Data analysis was performed from March 15 to December 20, 2018. A sample size of 226 (113 participants/arm) was calculated to provide 80% power to demonstrate noninferiority of virtual vs human counseling assuming 10% loss to follow-up.40 The effect size was defined as the standardized difference between the 2 interventions in 12-month change in walking minutes per week (Cohen d, with the distribution of the mean difference showing sufficient approximation of a normal distribution). The noninferiority margin was based on a clinically meaningful difference, in one direction, between arms of 30 minutes of walking per week,4,14,41,42 and a within-arm SD of 90, accounting for clustering within centers.43
Descriptive statistics summarized baseline characteristics. Baseline between-arm differences were tested using independent-sample t tests for continuous variables and Pearson χ2 or exact tests for categorical variables. The primary noninferiority hypothesis was tested using a mixed-effects linear regression model (SAS, version 15.1). Change in 12-month walking minutes per week was the primary outcome, with centered arm assignment as the independent variable, and centered baseline walking value, the interaction between centered arm assignment and centered baseline value, community site, and sex as covariates.44 To account for the cluster randomization design, community center was included as a random intercept term.45 Extreme values of the 12-month outcomes were limited by winsorization to 3 SDs above the mean.46 To account for missing data, multiple imputations were performed by replacing missing 12-month values with a set of plausible values using the option of imputation by fully conditional specification methods (10 imputations were done). Imputation results were then combined.11,47 All reported outcomes were analyzed based on intention-to-treat principles. Using a 1-sided 95% CI constructed for the between-group difference in the primary outcome, noninferiority was deemed to be demonstrated if the lower limit of the CI lay to the right of the noninferiority margin of −0.30.40 For completeness, both intention-to-treat and per-protocol analyses are reported herein.40 Intervention participation variables were compared using t tests. Within-arm pre-post t tests and between-arm 12-month testing of specific secondary outcomes (eg, program satisfaction) were undertaken for descriptive purposes. The significance threshold was α = .05, using 2-tailed tests. Several accelerometry-based corroboratory analyses were conducted,48 taking into account data skewness in this sedentary sample (eMethods in Supplement 1). These analyses included evaluation of median 12-month changes in accelerometry-derived step counts using Wilcoxon signed rank tests, and associations between 12-month reported MVPA and accelerometry-derived MVPA and step counts using Spearman-rank order correlations.

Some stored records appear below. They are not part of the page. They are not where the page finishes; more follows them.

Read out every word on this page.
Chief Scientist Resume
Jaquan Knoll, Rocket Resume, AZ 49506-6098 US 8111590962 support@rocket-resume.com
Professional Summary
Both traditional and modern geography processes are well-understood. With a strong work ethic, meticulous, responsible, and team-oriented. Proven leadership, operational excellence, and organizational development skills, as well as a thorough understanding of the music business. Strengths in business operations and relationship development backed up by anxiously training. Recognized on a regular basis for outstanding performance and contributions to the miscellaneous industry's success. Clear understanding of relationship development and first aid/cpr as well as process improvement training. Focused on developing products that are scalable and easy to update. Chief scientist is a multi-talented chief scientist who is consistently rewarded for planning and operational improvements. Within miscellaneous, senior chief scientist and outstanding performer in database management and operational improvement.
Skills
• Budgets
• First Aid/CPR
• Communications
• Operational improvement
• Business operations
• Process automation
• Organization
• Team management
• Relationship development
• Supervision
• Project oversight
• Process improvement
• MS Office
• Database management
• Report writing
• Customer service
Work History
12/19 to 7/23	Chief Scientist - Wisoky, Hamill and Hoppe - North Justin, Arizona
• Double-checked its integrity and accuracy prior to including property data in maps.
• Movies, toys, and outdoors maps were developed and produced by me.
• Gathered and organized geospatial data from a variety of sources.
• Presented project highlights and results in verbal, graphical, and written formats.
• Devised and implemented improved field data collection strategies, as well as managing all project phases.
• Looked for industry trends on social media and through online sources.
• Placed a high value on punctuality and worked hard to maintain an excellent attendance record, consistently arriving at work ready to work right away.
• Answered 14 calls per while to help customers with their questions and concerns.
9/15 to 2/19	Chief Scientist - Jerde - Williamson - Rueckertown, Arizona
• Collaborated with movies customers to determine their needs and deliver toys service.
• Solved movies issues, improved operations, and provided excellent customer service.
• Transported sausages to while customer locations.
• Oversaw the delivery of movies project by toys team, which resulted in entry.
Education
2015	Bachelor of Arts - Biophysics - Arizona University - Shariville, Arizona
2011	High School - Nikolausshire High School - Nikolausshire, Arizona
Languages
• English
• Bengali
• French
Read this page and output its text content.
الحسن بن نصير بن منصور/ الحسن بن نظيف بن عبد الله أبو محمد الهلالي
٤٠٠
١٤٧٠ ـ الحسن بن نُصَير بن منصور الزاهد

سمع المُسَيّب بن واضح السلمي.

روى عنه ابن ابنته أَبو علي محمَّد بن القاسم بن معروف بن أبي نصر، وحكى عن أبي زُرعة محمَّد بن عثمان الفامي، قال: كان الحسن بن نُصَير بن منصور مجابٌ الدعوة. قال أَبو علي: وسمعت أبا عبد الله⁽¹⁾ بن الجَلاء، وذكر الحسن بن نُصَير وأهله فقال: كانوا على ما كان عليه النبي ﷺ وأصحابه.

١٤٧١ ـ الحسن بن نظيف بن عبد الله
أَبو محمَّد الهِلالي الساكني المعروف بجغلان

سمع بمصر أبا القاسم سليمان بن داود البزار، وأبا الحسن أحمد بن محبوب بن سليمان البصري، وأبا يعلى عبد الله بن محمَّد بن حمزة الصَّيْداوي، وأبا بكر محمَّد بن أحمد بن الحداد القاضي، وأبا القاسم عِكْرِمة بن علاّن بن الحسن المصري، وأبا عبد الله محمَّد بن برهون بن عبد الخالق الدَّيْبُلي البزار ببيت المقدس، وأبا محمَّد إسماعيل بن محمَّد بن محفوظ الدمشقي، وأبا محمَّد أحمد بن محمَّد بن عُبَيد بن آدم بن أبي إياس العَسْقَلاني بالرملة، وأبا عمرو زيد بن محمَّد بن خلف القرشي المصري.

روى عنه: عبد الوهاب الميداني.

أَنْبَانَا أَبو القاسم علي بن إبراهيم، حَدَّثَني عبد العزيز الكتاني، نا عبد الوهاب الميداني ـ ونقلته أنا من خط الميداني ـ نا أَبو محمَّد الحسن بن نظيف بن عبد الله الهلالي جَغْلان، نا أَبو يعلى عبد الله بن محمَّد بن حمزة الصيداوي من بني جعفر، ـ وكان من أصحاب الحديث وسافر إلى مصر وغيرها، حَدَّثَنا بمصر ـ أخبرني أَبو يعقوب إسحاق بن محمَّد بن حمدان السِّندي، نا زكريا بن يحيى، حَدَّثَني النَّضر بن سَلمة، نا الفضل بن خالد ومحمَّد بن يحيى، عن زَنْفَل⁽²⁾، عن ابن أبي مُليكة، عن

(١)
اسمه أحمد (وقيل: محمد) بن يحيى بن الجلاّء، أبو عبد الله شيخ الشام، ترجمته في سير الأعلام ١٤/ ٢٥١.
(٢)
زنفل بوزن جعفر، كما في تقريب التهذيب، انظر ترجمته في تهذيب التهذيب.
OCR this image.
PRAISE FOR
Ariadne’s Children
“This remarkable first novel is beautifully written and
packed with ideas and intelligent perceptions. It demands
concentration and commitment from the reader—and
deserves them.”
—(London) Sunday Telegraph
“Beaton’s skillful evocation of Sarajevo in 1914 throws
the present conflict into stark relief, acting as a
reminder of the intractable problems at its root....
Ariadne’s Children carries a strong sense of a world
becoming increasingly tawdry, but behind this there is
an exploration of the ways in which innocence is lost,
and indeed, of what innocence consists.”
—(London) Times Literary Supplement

Trial flow is shown in Figure 2. As noted, soon after being recruited for the study and before participant enrollment, one center (randomized to the human advisor arm) experienced unforeseen changes in its administration that disrupted center operations and precluded study participation. To ensure comparable participant enrollment in each study arm, additional participants were enrolled at the remaining 4 centers assigned to that arm. A total of 94.3% of the participants (231/245) (virtual advisor, 95.1%; human advisor, 93.4%) completed 12-month data collection for walking minutes per week. Noncompleters did not differ significantly from completers on baseline demographic or CHAMPS variables, with the exception of baseline minutes of walking briskly, which showed minor differences (virtual advisor: mean minutes per week for noncompleters, 0.0 vs completers, 2.9; P = .003; human advisor: mean minutes per week for noncompleters, 0.0 vs completers, 2.6; P = .009).
Baseline participant characteristics were similar between the 2 arms (Table 1), with the exception of Latin American country of origin. A total of 241 participants (98.4%) were Latino, 193 participants were women (78.8%), and 52 participants were men (21.2%). Mean (SD) age was 62.3 (8.4) years (range, 50-87 years). One hundred seven participants (43.7%) had an education level of high school or lower. Mean (SD) years of residence in the US was 47.4 (17.0) years. Mean (SD) BMI was 32.8 (6.8), with 156 participants (63.7%) in the obese range. One hundred nineteen participants (48.6%) were taking antihypertensive medications. Reported walking time was low (mean [SD] total, 70  min/wk; approximately 10-minute/d). Baseline accelerometry-derived MVPA per week also was low (mean [SD] virtual advisor, 40.7 [25.8]; human advisor, 43.6 [31.2]). One hundred six participants (43.3%) chose to receive their intervention in Spanish (virtual advisor, 48 [39.0%]; human advisor, 58 [47.5%]) (χ2 = 1.81, P = .18).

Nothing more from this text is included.